Source and Composition. The bark of Aspidosperma Quebracho-blanco, (nat. ord. Apocynaceae), an evergreen tree growing in Chili and the Argentine Republic. It is supposed to contain six alkaloids, the most important of which are named Aspidospermine and Quebrachine.


Extractum Aspidospermatis Fluidum,—Dose, ♏︎v-ʒj.
Tinctura Quebracho,—ʒj-iv.
*Vinum Quebracho,—ʒj-℥j.

Physiological Action. Quebracho has a bitter taste, and in large doses causes severe salivation, nausea, vomiting, vertigo and headache. It lessens the rate of respiration, and seems to decrease the sensation of need for air after active exercise. Of the alkaloids Quebrachine is the most active, but both act similarly upon the lower animals,—affecting the central nervous system, at first by stimulation, which is soon followed by paralysis. The heart and respiration are chiefly affected; at first the fulness and rate of breathing is increased, and the cardiac action slowed; but finally both functions are paralyzed, the cardiac first in warm-blooded animals, the respiration first in cold-blooded ones. Reflex excitability, at first increased, is soon lowered, and the spinal cord is also paralyzed. Locally used these alkaloids paralyze voluntary muscular fibre also, and some of them similarly affect the motor nerve endings.
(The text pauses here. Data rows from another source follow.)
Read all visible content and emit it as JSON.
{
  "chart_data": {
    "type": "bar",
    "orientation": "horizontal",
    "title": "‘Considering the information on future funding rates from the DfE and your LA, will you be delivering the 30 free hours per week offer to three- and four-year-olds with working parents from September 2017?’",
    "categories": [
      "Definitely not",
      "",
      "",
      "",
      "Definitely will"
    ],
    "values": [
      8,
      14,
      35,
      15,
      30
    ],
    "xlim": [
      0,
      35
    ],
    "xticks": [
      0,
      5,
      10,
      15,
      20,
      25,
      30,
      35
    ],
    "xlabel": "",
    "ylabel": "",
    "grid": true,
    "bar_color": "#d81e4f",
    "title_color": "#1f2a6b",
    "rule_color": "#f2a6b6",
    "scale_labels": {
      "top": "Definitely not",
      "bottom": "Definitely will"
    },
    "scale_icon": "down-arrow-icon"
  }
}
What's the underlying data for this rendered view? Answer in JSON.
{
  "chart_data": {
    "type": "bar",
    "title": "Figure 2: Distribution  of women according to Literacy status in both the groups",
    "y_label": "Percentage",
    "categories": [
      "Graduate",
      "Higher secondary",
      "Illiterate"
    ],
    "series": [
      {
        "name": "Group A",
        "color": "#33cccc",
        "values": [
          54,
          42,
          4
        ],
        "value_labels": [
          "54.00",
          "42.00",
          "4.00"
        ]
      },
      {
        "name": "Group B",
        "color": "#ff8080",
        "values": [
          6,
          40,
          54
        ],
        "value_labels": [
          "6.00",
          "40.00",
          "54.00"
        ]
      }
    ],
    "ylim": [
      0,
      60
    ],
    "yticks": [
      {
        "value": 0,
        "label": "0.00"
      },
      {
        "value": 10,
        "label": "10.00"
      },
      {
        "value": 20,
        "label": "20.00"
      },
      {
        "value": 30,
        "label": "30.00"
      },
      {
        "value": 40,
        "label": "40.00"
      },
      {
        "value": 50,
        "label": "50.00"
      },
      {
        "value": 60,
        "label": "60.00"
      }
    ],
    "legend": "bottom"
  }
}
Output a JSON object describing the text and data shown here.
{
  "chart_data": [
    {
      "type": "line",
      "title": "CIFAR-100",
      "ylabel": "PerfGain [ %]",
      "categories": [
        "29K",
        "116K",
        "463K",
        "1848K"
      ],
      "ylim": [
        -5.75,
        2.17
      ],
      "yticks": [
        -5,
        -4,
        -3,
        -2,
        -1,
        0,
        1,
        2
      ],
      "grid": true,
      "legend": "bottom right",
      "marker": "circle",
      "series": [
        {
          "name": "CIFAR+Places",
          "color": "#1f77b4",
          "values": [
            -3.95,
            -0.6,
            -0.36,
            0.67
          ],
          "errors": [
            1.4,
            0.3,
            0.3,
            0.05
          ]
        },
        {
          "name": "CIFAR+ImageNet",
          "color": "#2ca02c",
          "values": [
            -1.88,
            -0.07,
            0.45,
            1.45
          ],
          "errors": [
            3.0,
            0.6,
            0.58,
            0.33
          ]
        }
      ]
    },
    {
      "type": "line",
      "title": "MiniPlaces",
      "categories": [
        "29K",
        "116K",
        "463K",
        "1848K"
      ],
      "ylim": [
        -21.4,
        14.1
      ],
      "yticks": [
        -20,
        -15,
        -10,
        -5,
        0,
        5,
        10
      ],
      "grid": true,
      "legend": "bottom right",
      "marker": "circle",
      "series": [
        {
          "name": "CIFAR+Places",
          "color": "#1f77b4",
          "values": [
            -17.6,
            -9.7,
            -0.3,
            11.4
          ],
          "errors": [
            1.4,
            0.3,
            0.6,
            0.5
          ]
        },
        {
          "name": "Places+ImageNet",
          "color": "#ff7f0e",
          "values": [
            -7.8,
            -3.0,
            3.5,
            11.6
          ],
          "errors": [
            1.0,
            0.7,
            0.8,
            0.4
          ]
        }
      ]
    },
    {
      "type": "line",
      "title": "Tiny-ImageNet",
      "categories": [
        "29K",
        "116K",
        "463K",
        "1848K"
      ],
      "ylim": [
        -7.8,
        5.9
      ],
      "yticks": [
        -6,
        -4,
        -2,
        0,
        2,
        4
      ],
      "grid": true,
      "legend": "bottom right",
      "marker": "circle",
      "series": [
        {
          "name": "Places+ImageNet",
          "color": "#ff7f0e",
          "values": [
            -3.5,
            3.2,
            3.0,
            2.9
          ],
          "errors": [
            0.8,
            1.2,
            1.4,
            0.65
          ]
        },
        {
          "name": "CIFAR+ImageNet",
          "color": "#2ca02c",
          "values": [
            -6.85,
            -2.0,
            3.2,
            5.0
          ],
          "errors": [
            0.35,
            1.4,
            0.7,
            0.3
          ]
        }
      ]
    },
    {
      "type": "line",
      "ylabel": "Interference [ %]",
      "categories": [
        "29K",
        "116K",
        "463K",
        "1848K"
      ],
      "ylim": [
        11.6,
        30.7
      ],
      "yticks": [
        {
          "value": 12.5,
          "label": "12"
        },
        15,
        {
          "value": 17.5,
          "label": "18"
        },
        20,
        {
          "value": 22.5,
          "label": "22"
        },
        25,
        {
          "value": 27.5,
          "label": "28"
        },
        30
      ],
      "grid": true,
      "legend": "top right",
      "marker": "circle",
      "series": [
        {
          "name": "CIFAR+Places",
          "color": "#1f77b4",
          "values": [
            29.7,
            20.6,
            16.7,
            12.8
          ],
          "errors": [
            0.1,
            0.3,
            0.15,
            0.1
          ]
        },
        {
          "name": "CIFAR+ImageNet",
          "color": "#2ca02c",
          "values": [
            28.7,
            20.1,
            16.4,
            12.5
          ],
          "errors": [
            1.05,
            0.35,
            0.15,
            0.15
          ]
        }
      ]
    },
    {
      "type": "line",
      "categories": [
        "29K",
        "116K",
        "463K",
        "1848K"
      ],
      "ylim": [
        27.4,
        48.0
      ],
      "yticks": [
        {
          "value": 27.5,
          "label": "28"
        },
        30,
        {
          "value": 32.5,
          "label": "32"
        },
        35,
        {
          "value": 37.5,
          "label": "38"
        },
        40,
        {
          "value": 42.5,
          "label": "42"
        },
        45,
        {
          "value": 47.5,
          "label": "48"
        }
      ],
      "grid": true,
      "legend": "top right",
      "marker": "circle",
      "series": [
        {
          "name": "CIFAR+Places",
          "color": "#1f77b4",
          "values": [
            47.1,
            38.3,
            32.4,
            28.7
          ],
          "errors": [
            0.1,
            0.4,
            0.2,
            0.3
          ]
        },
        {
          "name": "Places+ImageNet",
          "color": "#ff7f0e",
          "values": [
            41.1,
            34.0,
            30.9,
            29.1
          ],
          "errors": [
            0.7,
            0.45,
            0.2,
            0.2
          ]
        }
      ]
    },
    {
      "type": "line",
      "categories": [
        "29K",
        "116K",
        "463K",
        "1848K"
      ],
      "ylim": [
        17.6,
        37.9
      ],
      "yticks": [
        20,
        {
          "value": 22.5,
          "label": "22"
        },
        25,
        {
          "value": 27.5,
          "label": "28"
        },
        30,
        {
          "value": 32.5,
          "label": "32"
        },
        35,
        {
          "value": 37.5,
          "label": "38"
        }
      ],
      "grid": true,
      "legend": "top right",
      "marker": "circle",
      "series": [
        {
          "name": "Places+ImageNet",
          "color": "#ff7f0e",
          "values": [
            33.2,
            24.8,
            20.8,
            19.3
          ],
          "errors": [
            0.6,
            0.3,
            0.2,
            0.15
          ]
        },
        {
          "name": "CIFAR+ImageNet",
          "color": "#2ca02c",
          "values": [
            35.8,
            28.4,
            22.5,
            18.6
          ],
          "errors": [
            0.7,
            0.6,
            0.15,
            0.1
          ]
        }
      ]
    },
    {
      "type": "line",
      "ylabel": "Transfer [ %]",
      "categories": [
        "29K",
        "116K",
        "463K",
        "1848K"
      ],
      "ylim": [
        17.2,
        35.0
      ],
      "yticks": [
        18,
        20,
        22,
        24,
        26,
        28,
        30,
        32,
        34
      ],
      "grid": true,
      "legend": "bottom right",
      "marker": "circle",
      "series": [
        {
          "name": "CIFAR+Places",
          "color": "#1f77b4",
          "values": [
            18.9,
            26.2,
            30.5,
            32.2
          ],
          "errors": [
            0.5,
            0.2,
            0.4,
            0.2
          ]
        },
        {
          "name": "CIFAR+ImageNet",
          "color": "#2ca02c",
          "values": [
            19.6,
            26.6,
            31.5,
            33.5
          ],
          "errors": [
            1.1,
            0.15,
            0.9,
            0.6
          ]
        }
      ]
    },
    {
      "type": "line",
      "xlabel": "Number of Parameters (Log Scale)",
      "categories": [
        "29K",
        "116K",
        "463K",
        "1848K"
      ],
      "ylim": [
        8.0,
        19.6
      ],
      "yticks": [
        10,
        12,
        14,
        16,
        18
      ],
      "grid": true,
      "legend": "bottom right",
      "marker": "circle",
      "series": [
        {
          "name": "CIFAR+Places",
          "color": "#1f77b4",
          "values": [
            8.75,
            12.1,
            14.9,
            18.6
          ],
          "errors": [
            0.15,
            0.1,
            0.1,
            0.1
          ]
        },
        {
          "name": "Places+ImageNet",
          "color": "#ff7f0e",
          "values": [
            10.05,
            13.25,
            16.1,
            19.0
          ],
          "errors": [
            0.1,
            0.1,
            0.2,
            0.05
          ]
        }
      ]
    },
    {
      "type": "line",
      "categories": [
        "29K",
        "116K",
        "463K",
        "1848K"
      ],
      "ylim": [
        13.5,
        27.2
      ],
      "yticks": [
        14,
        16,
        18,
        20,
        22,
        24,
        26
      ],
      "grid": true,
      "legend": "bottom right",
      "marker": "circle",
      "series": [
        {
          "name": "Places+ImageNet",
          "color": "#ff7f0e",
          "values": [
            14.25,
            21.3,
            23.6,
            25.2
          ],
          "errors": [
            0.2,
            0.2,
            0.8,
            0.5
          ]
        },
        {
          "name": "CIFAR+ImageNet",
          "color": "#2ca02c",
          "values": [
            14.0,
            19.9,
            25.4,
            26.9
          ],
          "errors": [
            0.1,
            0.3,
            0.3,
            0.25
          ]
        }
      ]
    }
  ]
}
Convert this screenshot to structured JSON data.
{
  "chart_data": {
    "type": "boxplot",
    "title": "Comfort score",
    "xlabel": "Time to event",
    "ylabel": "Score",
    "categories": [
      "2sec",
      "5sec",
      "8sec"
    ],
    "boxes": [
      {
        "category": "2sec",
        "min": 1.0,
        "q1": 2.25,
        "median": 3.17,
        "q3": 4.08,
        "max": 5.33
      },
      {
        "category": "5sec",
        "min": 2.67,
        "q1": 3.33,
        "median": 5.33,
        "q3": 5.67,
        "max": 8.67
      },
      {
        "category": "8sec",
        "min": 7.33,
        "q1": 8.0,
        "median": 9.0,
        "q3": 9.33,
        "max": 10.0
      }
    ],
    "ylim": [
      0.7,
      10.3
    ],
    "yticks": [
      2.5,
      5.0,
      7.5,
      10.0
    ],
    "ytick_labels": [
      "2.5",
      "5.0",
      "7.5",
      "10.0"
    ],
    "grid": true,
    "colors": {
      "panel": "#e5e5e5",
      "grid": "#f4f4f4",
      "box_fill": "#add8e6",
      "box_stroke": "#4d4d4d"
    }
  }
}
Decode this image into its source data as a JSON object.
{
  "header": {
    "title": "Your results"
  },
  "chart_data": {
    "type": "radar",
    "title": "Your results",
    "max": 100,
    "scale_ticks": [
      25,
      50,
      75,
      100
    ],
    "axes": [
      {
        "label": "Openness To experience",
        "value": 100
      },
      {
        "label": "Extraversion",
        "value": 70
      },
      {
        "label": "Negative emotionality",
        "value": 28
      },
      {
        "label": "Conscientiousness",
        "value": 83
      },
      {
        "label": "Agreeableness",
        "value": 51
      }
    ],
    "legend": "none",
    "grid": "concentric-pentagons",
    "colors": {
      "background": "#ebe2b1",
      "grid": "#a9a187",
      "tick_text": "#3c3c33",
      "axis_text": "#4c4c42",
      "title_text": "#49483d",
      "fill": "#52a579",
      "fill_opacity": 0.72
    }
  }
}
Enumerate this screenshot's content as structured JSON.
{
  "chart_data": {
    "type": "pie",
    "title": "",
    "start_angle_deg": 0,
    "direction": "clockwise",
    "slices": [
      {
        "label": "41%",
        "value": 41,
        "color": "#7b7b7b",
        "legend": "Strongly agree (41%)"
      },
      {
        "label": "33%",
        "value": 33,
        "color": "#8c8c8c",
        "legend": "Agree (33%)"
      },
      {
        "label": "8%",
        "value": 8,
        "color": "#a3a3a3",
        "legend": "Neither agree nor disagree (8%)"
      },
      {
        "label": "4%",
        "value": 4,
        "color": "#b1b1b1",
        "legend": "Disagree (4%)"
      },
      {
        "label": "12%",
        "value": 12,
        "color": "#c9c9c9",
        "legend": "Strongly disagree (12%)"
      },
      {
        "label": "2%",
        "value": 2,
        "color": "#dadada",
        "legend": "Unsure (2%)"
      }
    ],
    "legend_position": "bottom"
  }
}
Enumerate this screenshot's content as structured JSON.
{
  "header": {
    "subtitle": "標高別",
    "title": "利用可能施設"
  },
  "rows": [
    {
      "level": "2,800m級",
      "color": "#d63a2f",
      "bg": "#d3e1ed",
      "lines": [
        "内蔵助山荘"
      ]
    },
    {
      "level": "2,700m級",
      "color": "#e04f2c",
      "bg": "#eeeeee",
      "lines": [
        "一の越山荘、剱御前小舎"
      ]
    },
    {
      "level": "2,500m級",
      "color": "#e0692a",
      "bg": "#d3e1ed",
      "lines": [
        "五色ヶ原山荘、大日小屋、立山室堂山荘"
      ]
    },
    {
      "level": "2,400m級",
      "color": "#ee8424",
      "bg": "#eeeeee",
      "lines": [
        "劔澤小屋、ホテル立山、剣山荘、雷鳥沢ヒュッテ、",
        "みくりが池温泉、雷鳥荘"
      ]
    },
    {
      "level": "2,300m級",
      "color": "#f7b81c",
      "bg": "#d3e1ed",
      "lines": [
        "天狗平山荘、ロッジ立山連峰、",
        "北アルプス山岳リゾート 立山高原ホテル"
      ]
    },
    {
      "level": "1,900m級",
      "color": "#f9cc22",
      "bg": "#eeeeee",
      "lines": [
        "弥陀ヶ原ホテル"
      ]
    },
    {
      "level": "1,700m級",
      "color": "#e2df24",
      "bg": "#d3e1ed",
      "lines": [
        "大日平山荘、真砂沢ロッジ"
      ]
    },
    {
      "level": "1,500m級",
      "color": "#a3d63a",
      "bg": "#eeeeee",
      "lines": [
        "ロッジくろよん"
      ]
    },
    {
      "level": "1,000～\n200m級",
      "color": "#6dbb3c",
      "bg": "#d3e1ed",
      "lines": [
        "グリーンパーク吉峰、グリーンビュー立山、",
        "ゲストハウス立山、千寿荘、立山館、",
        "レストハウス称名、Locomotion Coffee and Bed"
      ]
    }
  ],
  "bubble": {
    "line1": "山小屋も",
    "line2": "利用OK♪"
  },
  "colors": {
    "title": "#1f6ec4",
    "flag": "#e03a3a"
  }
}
Therapeutics. Quebracho is extensively used for—

Dyspnoea, from any cause, in which it is said to be palliative, but as often fails. It may relieve the dyspnoea of asthma, emphysema, bronchitis, etc., but is useless in that due to organic disease of the heart, or in aged subjects of atheroma.

A Compend of Materia Medica, Therapeutics, and Prescription Writing, 1902, by Sam'l O. L. Potter, M.D., M.R.C.P.L.